One of the few Protestant women to write about the mother of Jesus, Beverly Roberts Gaventa takes a fresh approach to the figure who has fascinated Christians for twenty centuries and about whom we have such slender evidence. Rather than attempt to reconstruct Mary's life or assess her theological significance, Gaventa employs literary analysis to explore her varying characterizations in four early Christian narratives - Matthew, Luke-Acts, John, and the Protevangelium of James. Gaventa contends that each document offers a distinct portrait and that John's Mary is no more interchangeable with Luke's than a painting of the Virgin of Guadalupe is with an icon of the Queen of Heaven. Gaventa demonstrates that Matthew portrays Mary as the mother whose maternity poses a threat to the status quo and who is threatened by it in return. In contrast, she shows that Luke assigns three separate roles to Mary - disciple, prophet, and mother - and that it is in her role as the pondering, questioning mother that she enlivens the story. Gaventa reveals that the Johannine Mary serves to heighten awareness of Jesus' humanity and that the Mary of the Protevangelium is so pure she seems scarcely human. Without diminishing the individuality of these portrayals, Gaventa shows that each is colored by the dynamic of scandal that runs so powerfully through early Christian writings. She suggests that the scandal surrounding Jesus' conception in Matthew continues the history of scandal which punctuates God's relations with Israel; that the scandal threatening the Lukan Mary revolves around whether she will remain a disciple in spite of Jesus' perplexing behavior; that the theological scandal inherent in the incarnation of the Word subsumes the Johannine Mary; and that the Protevangelium responds to the scandal surrounding Mary's pregnancy by presenting her as the pure virgin of God.
What a necessary book for my Mary research!
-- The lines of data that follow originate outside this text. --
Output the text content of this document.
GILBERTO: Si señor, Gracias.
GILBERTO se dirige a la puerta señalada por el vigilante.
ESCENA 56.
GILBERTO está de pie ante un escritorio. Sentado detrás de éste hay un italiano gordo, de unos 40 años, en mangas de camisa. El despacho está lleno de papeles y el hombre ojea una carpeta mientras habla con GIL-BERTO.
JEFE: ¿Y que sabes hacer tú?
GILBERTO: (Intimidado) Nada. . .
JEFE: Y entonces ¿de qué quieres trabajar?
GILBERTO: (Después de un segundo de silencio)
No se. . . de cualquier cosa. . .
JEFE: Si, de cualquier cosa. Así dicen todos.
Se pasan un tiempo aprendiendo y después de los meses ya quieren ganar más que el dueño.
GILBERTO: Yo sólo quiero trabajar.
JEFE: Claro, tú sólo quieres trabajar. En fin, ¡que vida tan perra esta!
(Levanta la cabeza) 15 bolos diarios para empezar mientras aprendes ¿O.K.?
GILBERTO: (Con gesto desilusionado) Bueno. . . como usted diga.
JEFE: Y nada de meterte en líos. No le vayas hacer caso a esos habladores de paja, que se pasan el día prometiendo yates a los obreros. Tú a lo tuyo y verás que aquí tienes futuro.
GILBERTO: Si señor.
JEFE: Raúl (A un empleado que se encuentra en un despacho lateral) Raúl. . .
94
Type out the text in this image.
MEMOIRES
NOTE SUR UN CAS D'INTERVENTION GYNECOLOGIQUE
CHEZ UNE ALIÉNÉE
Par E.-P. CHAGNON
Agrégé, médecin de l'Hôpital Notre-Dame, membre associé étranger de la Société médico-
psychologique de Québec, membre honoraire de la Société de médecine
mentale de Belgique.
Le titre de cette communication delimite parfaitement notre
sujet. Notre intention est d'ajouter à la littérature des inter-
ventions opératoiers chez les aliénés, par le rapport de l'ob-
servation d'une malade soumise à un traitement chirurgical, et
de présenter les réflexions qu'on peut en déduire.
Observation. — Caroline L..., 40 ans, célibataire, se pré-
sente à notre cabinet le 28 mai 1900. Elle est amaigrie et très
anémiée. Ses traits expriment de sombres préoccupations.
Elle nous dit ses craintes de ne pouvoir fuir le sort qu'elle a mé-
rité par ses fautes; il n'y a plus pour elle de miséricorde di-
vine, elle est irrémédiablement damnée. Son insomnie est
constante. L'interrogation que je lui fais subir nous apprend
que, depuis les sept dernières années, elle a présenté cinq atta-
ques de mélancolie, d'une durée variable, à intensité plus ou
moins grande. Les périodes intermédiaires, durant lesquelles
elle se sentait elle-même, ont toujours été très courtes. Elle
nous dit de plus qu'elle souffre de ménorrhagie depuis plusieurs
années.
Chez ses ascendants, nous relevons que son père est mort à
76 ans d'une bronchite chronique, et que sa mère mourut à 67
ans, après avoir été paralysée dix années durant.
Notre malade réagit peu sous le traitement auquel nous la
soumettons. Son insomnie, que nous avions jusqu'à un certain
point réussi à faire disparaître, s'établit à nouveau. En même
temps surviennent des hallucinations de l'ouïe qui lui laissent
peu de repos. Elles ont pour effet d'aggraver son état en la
Gaventa strips symbolic and theological inquiry away a vision of Mary, and looks only at the literary. What exists is very spare, and very focused on Jesus (except for the Protoevangelium of James, which she covers alongside the Gospels). She focused on arguments on why certain lines of thought couldn't be applied to Mary simply from the bare literary context. Some of it made so much sense, other times it felt forced (for indeed, is the Bible only a literary text?). But overall I found this book immensely illuminating and has course-corrected much of my research and put me on a firmer path. I will continue to use some of Gaventa's methods and categories.
A very accessible summary of Mary's role in the gospels, Acts, and the Protoevangelium of James. The approach is to consider Mary as a literary character in each of the works and her purpose in the narratives. An enjoyable and enlightening book.
Gaventa offers a literary analysis of Mary in the Gospels of Matthew, Luke, and John, as well as the Protoevangelium of James. She makes the case that Mary reveals the scandal of the Gospel and is a model disciple.
The account of Mary, the Mother of Jesus is written from gospel taken from New Testament. I find myself struggling to review. The book begins with the thought that many "...have pondered the mystery of Mary..." which for me very true and the reason for reading this book. However the mystery is no more clear for me after the read, yet I feel I have a stronger hold of what I am looking for and perhaps where to turn for a few answers. This book is a good study point for a great historical mystery!